NULLIFIER: 7 RP and allows you to block all special powers and spells on the map for a limited time. Not very useful in the campaign as Vinci aren't as special power-reliant as the Alin or the Cuotl. Expensive.
BUNKER FORT: 7 RP and provides the single best Vinci defensive structure in the game. Expands borders and is a bitch to take down. Think carefully where you'll place it.
A steam fortress placed at a chokepoint. It's strong unless the enemy brings artillery, and in this mission the enemy has no artillery, meaning that I could probably leave the game running for 20 minutes and this thing would still be standing after I got back.
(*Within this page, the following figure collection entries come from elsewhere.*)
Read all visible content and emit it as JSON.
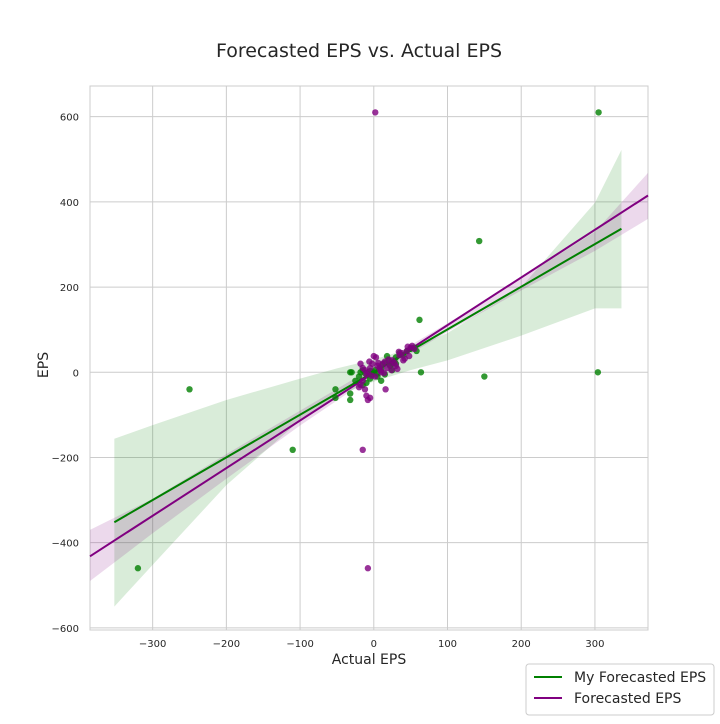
{
  "chart_data": {
    "type": "scatter",
    "title": "Forecasted EPS vs. Actual EPS",
    "xlabel": "Actual EPS",
    "ylabel": "EPS",
    "xlim": [
      -385,
      372
    ],
    "ylim": [
      -605,
      672
    ],
    "x_ticks": [
      -300,
      -200,
      -100,
      0,
      100,
      200,
      300
    ],
    "y_ticks": [
      -600,
      -400,
      -200,
      0,
      200,
      400,
      600
    ],
    "x_tick_labels": [
      "−300",
      "−200",
      "−100",
      "0",
      "100",
      "200",
      "300"
    ],
    "y_tick_labels": [
      "−600",
      "−400",
      "−200",
      "0",
      "200",
      "400",
      "600"
    ],
    "grid": true,
    "legend_placement": "bottom-right outside",
    "series": [
      {
        "name": "My Forecasted EPS",
        "color": "#008000",
        "regression": {
          "x": [
            -352,
            336
          ],
          "y": [
            -352,
            337
          ]
        },
        "ci_band": {
          "x": [
            -352,
            -300,
            -200,
            -100,
            -50,
            0,
            50,
            100,
            200,
            300,
            336
          ],
          "upper": [
            -156,
            -124,
            -65,
            -15,
            9,
            30,
            56,
            92,
            200,
            398,
            522
          ],
          "lower": [
            -550,
            -452,
            -265,
            -113,
            -55,
            -22,
            5,
            28,
            86,
            150,
            150
          ]
        },
        "points": [
          [
            305,
            610
          ],
          [
            143,
            308
          ],
          [
            -250,
            -40
          ],
          [
            -110,
            -182
          ],
          [
            -320,
            -460
          ],
          [
            62,
            123
          ],
          [
            304,
            0
          ],
          [
            150,
            -10
          ],
          [
            64,
            0
          ],
          [
            -52,
            -40
          ],
          [
            -52,
            -60
          ],
          [
            -32,
            -50
          ],
          [
            -32,
            -65
          ],
          [
            -32,
            0
          ],
          [
            -30,
            0
          ],
          [
            -18,
            0
          ],
          [
            -15,
            5
          ],
          [
            -12,
            -2
          ],
          [
            -8,
            0
          ],
          [
            -5,
            3
          ],
          [
            -3,
            -5
          ],
          [
            0,
            0
          ],
          [
            2,
            5
          ],
          [
            5,
            -3
          ],
          [
            8,
            10
          ],
          [
            10,
            6
          ],
          [
            12,
            18
          ],
          [
            15,
            22
          ],
          [
            18,
            38
          ],
          [
            20,
            28
          ],
          [
            22,
            15
          ],
          [
            25,
            20
          ],
          [
            28,
            26
          ],
          [
            30,
            35
          ],
          [
            35,
            45
          ],
          [
            40,
            40
          ],
          [
            45,
            50
          ],
          [
            50,
            55
          ],
          [
            55,
            58
          ],
          [
            58,
            50
          ],
          [
            -20,
            -10
          ],
          [
            -25,
            -20
          ],
          [
            -10,
            -25
          ],
          [
            -5,
            -15
          ],
          [
            5,
            -10
          ],
          [
            15,
            -5
          ],
          [
            25,
            5
          ],
          [
            -15,
            -30
          ],
          [
            10,
            -20
          ],
          [
            30,
            20
          ]
        ]
      },
      {
        "name": "Forecasted EPS",
        "color": "#800080",
        "regression": {
          "x": [
            -385,
            372
          ],
          "y": [
            -432,
            415
          ]
        },
        "ci_band": {
          "x": [
            -385,
            -300,
            -200,
            -100,
            0,
            100,
            200,
            300,
            372
          ],
          "upper": [
            -370,
            -297,
            -192,
            -90,
            12,
            115,
            220,
            330,
            468
          ],
          "lower": [
            -490,
            -378,
            -250,
            -125,
            -8,
            95,
            192,
            285,
            360
          ]
        },
        "points": [
          [
            2,
            610
          ],
          [
            -8,
            -460
          ],
          [
            -15,
            -182
          ],
          [
            -12,
            -40
          ],
          [
            -10,
            -55
          ],
          [
            -8,
            -65
          ],
          [
            -5,
            -60
          ],
          [
            -18,
            -30
          ],
          [
            -15,
            -20
          ],
          [
            -20,
            -35
          ],
          [
            -18,
            20
          ],
          [
            -15,
            10
          ],
          [
            -12,
            5
          ],
          [
            -10,
            -5
          ],
          [
            -8,
            0
          ],
          [
            -5,
            10
          ],
          [
            -3,
            -8
          ],
          [
            0,
            38
          ],
          [
            3,
            35
          ],
          [
            5,
            15
          ],
          [
            8,
            10
          ],
          [
            10,
            0
          ],
          [
            12,
            20
          ],
          [
            15,
            25
          ],
          [
            18,
            10
          ],
          [
            20,
            30
          ],
          [
            22,
            18
          ],
          [
            25,
            28
          ],
          [
            28,
            22
          ],
          [
            30,
            15
          ],
          [
            32,
            8
          ],
          [
            35,
            40
          ],
          [
            38,
            45
          ],
          [
            40,
            28
          ],
          [
            42,
            32
          ],
          [
            45,
            50
          ],
          [
            48,
            38
          ],
          [
            50,
            58
          ],
          [
            52,
            62
          ],
          [
            55,
            55
          ],
          [
            -2,
            20
          ],
          [
            2,
            -10
          ],
          [
            6,
            22
          ],
          [
            14,
            -2
          ],
          [
            24,
            5
          ],
          [
            -6,
            25
          ],
          [
            16,
            -40
          ],
          [
            34,
            48
          ],
          [
            46,
            60
          ],
          [
            9,
            5
          ]
        ]
      }
    ]
  }
}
Assaulting the place where Giacomo's walker rests encased in weird crystals. Notice the new unit, the steam cannon, shooting at the Alin defensive structure. These are expensive and slow but are extremely useful against buildings; also useful against larger units.
And here we regain control of the Walker. From now on Giacomo's a real badass, shootan' grenades with his mech and doesn't afraid of anything.
Final assault on Marwan. Notice the Flying unit there: when we regained the walker another hero joined us. It's Venza, and she isn't that good.
Venza's skills. LOOT brings us wealth for every point of damage dealt. ENHANCED FLYER increases Venza's speed and damage. GUN DRONES is a skill that makes Venza lauch several drones that shoot everything in range for a limited time until they fall to the ground. I don't like Venza much since we'll get another flying hero in the next mission which is plainly better.